I take one of his trembling hands in both of mine. He looks at me, his blue eyes watery and sparkling in the sunlight and I smile at him reassuringly. He looks kind of deflated, like telling me all this is like ridding a burden of some sort.

"What did they do Peeta?" I ask.

"Stuck duct tape on my mouth for three whole months. The only thing I could breath out of was my nose. They'd do stuff to me and laugh when I couldn't shout at them like I'd normally do. I learnt not to speak out without permission after that." He clenches his fists and I swipe my thumb over his knuckles. He looks at our joined hands and seems to be a trance of some sort.

"That is ridiculous!" I exclaim. "They can't do that! It's just . . . sick! And unjust!"

"I can't even go near duct tape anymore," Peeta murmers quietly.

"We need a catalyst!" I declare. "Someone to speak out. Someone to say no."

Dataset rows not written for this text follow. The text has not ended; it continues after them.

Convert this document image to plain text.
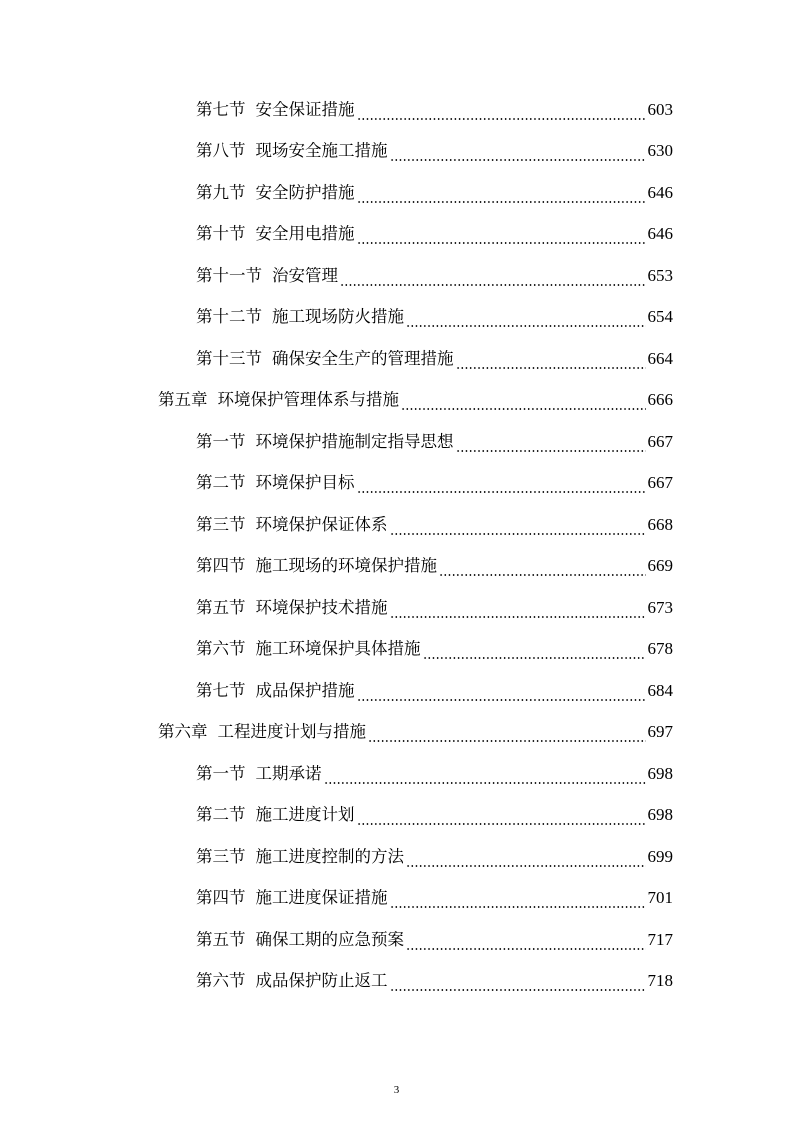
第七节 安全保证措施	603
第八节 现场安全施工措施	630
第九节 安全防护措施	646
第十节 安全用电措施	646
第十一节 治安管理	653
第十二节 施工现场防火措施	654
第十三节 确保安全生产的管理措施	664
第五章 环境保护管理体系与措施	666
第一节 环境保护措施制定指导思想	667
第二节 环境保护目标	667
第三节 环境保护保证体系	668
第四节 施工现场的环境保护措施	669
第五节 环境保护技术措施	673
第六节 施工环境保护具体措施	678
第七节 成品保护措施	684
第六章 工程进度计划与措施	697
第一节 工期承诺	698
第二节 施工进度计划	698
第三节 施工进度控制的方法	699
第四节 施工进度保证措施	701
第五节 确保工期的应急预案	717
第六节 成品保护防止返工	718
3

Peeta frowns and looks me in the eye. "Why can't you do it?" he asks. "Be the catalyst?"

I scoff. "Me? That's hilarious."

"I believe you could do it."

I sigh and tuck a stray hair behind my ear. "Uh-huh, sure I could," I say sarcastically.

"We need someone like you to stand up for the little guys," Peeta insists. "Because it doesn't just stop with duct tape. It gets worse and worse as time passes. Right now more and more people are tortured for no reason other than the fact that we're not the same as them. That we're different and it's not fair." Peeta stands up and gathers up the weeds. I watch him as he dumps them into the garden bin and heads to the backyard fence. He turns back and looks at me with sad eyes. "It's not fair," he repeats. "Please think about it Katniss."

Peeta disappears into the backyard and I hug my knees tighter. Could I do it? Could I be the person who stands up for the males of the country? Speak out and do something?

Be a catalyst?

A bird glides over and perches on the garden gate. It sings my lullaby and I smile.

A mockingjay.

A/N: Once again, sorry about the long wait. I hope it was worth it?